一個咬牙苦撐了許久的青年終於忍不住了,率先開口:“我們實在撐不住了,”
他說話時,上下牙齒直抖,撞擊間發出‘咯咯’的響動:
“可以休息會嗎?”
回應青年的是一陣詭異的沉默,那坐在船頭的人已經看不清了,只隱約看到一團陰影,像是機械般的在划動船漿,一下一下,彷彿不知疲倦似的。
隔了許久之後,那青年以為相叔可能不會理睬自己的話了時,那劃漿的人才終於停下了手裡的動作。
他原本的動作是最有節奏的,一旦停下,便十分明顯了。
木漿撥開水花的聲音一停,船前進的速度便滯住,被衝涮而下的水流推著往後疾走,‘咚’的一聲撞上了一大塊礁石,船身被卡住,直顫動。
上面的物資微微挪移,發出‘磁磁’的響聲,經過這河道的天然地理環境放大之後,幾人甚至聽得到那麻布口袋內,恐怕有血水‘汩汩’湧出。

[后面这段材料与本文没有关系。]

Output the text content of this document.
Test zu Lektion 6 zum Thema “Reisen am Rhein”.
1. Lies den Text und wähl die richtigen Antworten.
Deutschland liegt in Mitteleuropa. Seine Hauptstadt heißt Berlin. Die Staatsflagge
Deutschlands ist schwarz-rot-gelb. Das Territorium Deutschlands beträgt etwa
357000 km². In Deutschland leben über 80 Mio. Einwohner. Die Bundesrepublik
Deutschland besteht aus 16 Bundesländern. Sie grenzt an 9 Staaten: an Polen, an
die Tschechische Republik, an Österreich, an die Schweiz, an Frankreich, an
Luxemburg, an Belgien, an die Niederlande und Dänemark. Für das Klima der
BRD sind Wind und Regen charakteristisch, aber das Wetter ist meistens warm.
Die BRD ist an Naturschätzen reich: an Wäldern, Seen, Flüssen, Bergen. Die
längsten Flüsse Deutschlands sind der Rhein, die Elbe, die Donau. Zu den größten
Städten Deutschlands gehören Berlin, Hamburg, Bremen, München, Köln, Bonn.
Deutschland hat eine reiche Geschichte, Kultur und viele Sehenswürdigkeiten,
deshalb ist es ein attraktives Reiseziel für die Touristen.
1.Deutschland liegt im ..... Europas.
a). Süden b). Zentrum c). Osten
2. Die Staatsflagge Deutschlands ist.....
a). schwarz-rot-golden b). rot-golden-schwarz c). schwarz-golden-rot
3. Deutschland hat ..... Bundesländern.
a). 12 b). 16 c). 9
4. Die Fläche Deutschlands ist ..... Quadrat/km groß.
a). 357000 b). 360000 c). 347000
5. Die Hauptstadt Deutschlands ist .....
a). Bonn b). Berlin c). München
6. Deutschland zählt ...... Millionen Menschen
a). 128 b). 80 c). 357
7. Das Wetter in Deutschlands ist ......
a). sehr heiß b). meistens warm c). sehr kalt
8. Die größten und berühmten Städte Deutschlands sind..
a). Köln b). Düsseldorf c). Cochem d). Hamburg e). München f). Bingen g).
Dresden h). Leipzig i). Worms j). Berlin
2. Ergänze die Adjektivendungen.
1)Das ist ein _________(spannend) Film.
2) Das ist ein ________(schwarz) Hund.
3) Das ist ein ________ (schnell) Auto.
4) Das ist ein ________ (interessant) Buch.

“年輕人,真是沒用。”相叔緩緩的開口,但他說完這話之後,隨即便道:
“休息會吧,路程還早著呢。”
他這話音一落,幾個原本還想問玉侖虛境還有多遠的青年頓時大失所望,接連發出一聲聲壓抑的哀嚎。
“路還有很遠嗎?”黑暗之中,宋青小冷清的聲音響了起來。
她的聲音在黑暗之中聽起來如珠玉落盤,清冷之中帶著乾脆,如一股涼風徐徐吹來,頓時將幾個青年緊繃的心絃都吹得鬆緩了幾分。
相叔的身影這才轉過了頭,他的獨眼此時藉著黑暗,肆無忌憚的打量著盤坐在船艙之內的少女。
從進入九龍窟後,她便已經不再出聲了,可幾個大男人都被這窟內寒意凍得牙齒‘咯咯’直撞擊的時候,她的表情平靜,像是並不受這股陰氣所影響似的,依然如之前在黑水河上時一般,既不畏懼環境,也不覺得寒冷,便顯得有些詭異了。
他皺了下那一撇眉毛,還沒出聲,便感覺到黑暗之中,宋青小的目光在他視線移過去的剎那,準確的將他的眼神捕捉住。
相叔心中一驚,他甚至隱約覺得宋青小的眼神比之前還要令他心悸,她好像在黑暗之中也能視物,能看到他的一舉一動。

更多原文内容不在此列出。